Pickled aubergines  -Three cans; two in oil and one in vinegar


What you need





3-4 Aubergines (click the link to see health benefits)

Bell peppers, Italian sweet peppers, chili peppers

Ginger (click the link to see health benefits)

Garlic

Parsley

Dried red chili pepper

Turmeric (click the link to see health benefits)

White pepper

White wine vinegar

Water

Olive oil

Salt

3 glass jars with popping lids



How to do it

Chop the aubergines, peppers, ginger, and garlic and boil in batches in 1: vinegar and 1: water mixture for about 10-15 minutes




Drain (keep the vinegar mixture)




...Wash and sterilize the jars by boiling for at least 10 minutes...


Cut the parsley 




Mix the freshly cut parsley and the spices with the olive oil and the remaining vinegar




Once the jars and vegetables have cooled down to room temperature, fill the jars, leave empty space at the top, pour oil into two jars, and vinegar-water mix into one jar.

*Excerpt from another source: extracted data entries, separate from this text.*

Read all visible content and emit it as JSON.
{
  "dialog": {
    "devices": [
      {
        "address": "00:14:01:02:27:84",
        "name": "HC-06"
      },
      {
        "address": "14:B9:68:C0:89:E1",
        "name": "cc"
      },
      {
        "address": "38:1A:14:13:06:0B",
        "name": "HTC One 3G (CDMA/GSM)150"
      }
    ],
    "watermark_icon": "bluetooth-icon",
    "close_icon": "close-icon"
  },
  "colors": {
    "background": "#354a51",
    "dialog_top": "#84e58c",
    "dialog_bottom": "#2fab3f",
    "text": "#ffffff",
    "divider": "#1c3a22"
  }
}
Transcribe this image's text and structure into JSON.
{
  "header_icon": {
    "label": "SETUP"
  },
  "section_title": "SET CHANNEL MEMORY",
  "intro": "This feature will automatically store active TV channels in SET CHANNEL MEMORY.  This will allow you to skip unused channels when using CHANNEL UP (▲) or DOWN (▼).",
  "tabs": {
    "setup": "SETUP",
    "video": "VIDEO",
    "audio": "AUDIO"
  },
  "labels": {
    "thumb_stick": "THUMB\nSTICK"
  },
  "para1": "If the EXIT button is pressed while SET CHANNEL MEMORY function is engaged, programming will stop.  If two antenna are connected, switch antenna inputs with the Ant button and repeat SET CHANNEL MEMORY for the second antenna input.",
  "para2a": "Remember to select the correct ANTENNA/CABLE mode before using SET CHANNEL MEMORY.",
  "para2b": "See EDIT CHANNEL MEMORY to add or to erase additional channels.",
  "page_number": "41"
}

Stir gently so that any air bubbles come out

Put on the lids and boil the cans for at least 10 minutes

They must be totally immersed in boiling water

Add towels/cloth so the jars won't break when they boil





Let them cool off and check that the lids have an inward bump in the middle. If not, repeat the boiling

Refrigerate for at least a week. When opening, make sure you hear a popping sound. Then you know that vacuum was kept and the pickle is not spoiled

(All this hassle with boiling and popping is necessary, because of botulism)

The botulinum toxin is something you should never, ever ingest (unless you want to die). You may opt to have it injected on your forehead when reaching 40+ -but only by a plastic surgeon with an excellent reputation



Eat as is or serve with Falafels. The oily pickle is lovely with pasta.